One of the immediate effects of forest loss is a decrease in the availability of the food provided by forest plants and animals, such as fruit, seeds, roots, honey, vegetables, mushrooms, insects, meat, and so on. The result will be malnourishment, which generates conditions for disease, particularly –though not only- in children.
At the same time, some of the activities leading to deforestation and forest degradation add other problems which impact on local people’s health. Such is the case of oil exploitation, which brings in air and water pollution over huge forest areas. Local communities are left with no option but to continue drinking, cooking and bathing in contaminated water and breathing the polluted air, all leading to increased illnesses. The same happens with open-pit mining and pollution linked to the poisonous chemicals used by this industry.
Industrial logging, hydroelectric dams, commercial shrimp farming, large-scale agriculture, cattle-raising, monoculture tree plantations are also important activities leading to forest loss. In many cases, these and the above activities are imposed on communities against their will, thus generating a situation of social stress that also impacts on people’s physical and mental health. More than often, they also lead to repression and to the ultimate blow on health: murder.
There is also a toxic war that is unleashed against local communities. Perhaps the worst case is the current herbicide spraying being carried out by the US-backed Colombian government allegedly to combat coca cultivation. But a “low level war” is also being staged in numerous countries through the use of toxic chemical spraying in large scale agricultural or tree monocultures. This results in yet additional impacts to local people’s health by polluting their water and air, while plantation workers are even more at risk by manipulating those toxic products.
For some forest peoples, the main threat is bacteriological. Isolated indigenous forest communities are facing –though they are unaware about this- the most serious health hazard: the introduction of new diseases to which their organisms are not adapted. In the past, the introduction by Europeans of smallpox, measles, typhus and other diseases proved much deadlier than the European’s weapons used against the Amerindian population. In the past, the colonizers may have had the excuse of ignorance but today’s governments and corporations certainly don’t.

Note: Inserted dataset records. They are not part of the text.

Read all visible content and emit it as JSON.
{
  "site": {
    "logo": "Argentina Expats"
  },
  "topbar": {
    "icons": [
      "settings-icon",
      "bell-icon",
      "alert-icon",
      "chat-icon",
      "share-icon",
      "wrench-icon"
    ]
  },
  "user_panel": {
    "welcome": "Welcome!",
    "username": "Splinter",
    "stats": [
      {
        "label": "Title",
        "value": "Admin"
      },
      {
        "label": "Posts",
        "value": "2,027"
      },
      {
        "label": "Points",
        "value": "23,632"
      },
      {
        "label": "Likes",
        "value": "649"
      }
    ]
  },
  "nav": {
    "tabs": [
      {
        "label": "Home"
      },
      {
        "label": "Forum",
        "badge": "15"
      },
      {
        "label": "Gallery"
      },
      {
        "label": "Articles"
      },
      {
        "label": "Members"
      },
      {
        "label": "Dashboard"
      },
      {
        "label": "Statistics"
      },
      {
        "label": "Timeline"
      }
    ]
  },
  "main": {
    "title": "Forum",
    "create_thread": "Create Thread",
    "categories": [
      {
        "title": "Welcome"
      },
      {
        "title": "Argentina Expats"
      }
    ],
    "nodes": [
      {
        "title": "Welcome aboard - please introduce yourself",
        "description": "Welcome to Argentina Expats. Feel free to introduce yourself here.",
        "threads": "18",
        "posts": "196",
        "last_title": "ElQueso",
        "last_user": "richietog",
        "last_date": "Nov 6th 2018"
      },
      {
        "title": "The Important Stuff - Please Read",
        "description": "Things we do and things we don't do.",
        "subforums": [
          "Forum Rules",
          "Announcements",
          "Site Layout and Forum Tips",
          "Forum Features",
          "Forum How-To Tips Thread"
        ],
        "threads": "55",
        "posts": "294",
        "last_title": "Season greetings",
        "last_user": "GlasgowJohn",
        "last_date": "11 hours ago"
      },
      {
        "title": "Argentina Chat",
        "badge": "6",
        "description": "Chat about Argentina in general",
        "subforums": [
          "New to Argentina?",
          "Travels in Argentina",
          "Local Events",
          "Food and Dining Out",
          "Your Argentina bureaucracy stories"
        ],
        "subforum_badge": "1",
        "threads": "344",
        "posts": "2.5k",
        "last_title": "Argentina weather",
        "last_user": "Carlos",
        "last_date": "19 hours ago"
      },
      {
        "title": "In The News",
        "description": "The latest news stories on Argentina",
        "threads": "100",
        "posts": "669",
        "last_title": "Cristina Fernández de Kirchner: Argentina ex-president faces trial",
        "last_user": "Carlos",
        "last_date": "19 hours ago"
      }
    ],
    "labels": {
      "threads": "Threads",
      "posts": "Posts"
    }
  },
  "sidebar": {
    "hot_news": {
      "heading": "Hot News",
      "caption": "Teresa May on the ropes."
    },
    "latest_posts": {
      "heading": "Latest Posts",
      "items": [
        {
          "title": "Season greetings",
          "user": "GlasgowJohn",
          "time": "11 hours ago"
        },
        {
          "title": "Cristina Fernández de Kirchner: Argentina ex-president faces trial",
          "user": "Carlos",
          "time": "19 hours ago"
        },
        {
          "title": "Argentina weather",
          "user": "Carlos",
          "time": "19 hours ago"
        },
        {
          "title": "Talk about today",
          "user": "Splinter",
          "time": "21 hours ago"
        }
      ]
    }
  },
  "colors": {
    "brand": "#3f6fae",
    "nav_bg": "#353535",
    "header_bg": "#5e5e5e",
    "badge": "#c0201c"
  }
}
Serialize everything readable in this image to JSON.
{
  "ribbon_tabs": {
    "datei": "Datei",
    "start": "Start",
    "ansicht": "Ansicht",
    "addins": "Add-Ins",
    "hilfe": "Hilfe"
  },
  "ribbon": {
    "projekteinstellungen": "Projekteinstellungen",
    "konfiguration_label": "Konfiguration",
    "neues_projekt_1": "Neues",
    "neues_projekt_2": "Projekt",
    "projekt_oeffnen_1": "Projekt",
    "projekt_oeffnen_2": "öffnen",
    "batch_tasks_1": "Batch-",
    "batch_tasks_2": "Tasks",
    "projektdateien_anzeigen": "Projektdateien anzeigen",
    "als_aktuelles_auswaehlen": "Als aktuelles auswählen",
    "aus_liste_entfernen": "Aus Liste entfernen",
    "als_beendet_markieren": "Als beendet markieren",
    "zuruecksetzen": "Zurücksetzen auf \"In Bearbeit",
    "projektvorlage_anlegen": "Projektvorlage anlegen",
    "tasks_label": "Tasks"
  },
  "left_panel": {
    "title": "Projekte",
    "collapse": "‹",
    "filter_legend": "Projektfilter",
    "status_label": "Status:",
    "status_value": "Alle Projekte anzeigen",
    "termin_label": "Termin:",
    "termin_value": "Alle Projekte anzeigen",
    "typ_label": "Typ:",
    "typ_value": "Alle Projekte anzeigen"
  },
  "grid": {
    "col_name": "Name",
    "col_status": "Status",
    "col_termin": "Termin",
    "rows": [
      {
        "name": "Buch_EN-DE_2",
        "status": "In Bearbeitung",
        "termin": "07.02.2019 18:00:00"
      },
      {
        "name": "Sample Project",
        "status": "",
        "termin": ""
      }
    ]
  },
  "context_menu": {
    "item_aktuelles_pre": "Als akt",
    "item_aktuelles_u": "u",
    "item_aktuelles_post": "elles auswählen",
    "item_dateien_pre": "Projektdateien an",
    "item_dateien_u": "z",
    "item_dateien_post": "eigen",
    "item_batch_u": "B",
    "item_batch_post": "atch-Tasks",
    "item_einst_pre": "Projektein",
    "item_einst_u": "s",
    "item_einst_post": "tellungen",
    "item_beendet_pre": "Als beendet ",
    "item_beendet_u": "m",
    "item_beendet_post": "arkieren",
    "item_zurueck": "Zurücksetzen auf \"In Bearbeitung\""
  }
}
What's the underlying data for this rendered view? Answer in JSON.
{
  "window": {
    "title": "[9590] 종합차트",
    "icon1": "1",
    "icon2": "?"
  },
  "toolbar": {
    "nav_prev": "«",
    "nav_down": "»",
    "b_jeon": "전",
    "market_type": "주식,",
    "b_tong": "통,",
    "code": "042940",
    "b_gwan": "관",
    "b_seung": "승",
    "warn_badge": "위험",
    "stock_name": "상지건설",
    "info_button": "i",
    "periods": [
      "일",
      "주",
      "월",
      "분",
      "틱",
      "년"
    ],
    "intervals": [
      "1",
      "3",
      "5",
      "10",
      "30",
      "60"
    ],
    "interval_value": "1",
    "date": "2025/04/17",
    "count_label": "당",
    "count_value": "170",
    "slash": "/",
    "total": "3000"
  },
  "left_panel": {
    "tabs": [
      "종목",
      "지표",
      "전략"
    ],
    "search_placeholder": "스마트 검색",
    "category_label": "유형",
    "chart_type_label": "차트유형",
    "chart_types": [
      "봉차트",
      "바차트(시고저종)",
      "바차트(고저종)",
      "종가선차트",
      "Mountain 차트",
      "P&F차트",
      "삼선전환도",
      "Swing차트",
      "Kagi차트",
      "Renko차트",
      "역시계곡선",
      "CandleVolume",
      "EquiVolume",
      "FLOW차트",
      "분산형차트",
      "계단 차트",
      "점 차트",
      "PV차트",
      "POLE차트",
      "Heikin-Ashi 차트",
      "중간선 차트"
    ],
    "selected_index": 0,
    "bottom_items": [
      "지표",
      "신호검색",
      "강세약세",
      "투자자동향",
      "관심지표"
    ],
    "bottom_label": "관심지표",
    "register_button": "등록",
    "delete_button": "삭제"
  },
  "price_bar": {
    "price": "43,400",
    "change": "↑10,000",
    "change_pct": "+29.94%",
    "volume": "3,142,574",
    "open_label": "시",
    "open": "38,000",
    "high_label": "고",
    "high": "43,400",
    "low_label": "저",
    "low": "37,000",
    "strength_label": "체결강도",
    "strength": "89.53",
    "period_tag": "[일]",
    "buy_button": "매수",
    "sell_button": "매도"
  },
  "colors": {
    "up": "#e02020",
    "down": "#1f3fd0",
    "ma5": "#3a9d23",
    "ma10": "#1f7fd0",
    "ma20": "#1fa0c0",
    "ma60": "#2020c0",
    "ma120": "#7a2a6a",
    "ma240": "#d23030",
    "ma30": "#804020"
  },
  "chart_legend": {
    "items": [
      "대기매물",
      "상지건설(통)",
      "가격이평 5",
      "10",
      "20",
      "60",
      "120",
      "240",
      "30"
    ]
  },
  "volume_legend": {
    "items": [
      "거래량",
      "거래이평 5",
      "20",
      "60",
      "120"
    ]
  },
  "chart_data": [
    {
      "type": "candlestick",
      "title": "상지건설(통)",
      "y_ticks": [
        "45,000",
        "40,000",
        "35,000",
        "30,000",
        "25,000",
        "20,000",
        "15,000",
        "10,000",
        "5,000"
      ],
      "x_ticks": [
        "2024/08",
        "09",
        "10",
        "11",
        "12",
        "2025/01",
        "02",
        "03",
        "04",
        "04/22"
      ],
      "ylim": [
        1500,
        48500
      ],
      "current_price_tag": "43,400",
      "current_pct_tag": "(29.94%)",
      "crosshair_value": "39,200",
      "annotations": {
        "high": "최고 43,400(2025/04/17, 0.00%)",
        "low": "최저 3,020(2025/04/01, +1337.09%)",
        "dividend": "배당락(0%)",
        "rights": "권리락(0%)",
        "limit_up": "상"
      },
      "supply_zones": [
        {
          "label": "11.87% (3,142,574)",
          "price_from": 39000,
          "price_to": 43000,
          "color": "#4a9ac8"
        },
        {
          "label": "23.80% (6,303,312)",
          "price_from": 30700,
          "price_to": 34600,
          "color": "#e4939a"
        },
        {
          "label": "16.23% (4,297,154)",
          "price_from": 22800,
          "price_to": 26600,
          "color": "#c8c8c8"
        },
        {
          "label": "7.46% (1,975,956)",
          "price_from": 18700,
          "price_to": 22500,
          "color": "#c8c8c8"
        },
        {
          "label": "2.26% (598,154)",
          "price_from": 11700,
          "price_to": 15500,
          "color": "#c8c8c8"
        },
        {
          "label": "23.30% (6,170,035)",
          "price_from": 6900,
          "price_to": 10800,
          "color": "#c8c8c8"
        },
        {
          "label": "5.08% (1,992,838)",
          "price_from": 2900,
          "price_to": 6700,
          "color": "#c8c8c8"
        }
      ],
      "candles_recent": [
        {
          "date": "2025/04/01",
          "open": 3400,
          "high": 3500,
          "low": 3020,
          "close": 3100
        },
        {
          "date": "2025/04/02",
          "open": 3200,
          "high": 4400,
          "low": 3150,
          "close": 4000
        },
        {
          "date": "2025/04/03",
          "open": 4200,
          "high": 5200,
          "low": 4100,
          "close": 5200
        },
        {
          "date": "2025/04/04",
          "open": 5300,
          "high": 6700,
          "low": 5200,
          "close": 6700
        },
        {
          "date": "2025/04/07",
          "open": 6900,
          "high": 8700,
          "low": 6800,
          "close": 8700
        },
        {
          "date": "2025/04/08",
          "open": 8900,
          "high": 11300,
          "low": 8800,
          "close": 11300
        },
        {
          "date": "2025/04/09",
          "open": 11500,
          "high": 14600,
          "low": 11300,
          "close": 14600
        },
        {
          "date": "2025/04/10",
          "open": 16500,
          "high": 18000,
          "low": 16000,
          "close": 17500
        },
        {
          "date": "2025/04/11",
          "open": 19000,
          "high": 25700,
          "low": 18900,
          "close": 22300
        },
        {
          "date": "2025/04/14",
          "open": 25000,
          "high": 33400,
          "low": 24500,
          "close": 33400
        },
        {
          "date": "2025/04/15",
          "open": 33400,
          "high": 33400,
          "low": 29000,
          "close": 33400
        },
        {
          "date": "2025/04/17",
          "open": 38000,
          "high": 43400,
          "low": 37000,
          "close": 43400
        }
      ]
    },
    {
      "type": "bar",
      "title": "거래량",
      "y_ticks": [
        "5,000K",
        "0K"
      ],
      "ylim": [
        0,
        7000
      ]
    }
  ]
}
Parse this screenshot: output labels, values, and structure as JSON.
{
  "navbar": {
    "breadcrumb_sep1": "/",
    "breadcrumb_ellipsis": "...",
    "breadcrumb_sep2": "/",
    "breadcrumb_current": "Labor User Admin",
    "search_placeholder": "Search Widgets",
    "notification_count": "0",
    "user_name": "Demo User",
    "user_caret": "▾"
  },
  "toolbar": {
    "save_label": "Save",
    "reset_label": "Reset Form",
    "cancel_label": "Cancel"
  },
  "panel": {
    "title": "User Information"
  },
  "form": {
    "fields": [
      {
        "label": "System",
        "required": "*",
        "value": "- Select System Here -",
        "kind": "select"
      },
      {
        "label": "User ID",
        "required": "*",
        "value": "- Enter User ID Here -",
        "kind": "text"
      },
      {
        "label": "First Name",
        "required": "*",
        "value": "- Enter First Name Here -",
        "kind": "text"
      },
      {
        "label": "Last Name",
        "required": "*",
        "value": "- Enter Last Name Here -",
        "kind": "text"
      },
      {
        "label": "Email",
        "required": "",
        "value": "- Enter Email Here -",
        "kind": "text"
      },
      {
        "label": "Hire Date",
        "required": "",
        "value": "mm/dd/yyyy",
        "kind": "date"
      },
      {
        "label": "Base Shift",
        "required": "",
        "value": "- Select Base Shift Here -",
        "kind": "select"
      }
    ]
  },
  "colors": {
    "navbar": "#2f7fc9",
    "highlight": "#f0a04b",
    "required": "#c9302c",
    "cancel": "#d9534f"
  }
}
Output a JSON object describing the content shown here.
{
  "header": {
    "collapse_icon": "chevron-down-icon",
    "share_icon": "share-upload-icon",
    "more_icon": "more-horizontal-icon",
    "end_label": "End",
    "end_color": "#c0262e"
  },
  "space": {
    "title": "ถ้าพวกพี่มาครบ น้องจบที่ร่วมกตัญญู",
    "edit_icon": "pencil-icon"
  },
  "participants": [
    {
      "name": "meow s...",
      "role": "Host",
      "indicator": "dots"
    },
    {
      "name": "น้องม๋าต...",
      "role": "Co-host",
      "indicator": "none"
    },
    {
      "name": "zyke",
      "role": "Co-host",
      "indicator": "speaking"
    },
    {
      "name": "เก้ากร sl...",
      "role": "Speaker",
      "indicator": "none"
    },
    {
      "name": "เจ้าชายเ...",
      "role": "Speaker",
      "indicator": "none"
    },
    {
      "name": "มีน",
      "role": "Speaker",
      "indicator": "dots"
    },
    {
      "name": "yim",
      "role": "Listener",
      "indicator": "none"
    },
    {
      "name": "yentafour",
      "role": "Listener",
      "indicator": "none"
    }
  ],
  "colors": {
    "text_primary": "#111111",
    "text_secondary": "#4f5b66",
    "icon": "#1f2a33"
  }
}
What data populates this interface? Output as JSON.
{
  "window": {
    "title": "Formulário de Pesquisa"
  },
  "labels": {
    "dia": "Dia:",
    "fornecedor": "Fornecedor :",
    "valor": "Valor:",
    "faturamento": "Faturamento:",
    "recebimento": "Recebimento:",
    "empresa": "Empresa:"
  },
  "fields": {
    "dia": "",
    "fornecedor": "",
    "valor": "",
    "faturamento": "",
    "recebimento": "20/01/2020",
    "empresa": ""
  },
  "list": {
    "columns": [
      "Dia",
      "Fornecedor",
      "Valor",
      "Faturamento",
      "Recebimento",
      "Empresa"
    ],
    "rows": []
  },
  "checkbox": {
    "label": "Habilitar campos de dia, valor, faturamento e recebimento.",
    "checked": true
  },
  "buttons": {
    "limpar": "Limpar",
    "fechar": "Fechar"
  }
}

In the case of most forest peoples, who traditionally use a wide variety of medicinal plants available in forest areas, the most immediate cause of concern is the loss of medicines. Deforestation and substitution of forests by other commercial activities (such as agriculture, cattle raising, timber and oil palm plantations) result in the scarcity or even total disappearance of some of those plants at the local level, thus eliminating this vital resource when it is most needed to cure the illnesses resulting from those same activities.
It is important to underscore that for indigenous peoples, health is not constrained to the narrow concept of lack of illnesses but is a dynamic process that covers social and economic aspects. For them, the forest is part of their identity, their cultural practices and beliefs; they coexist with the forest through interdependency. If the forest is gone, also their identity is gone which is to say their life, their health.
In sum, the health of forest and forest-dependent peoples is highly dependent on the health of the forest ecosystem. If governments are serious in their discourse about the importance of health, then this is an additional reason for generating the necessary conditions for forest conservation.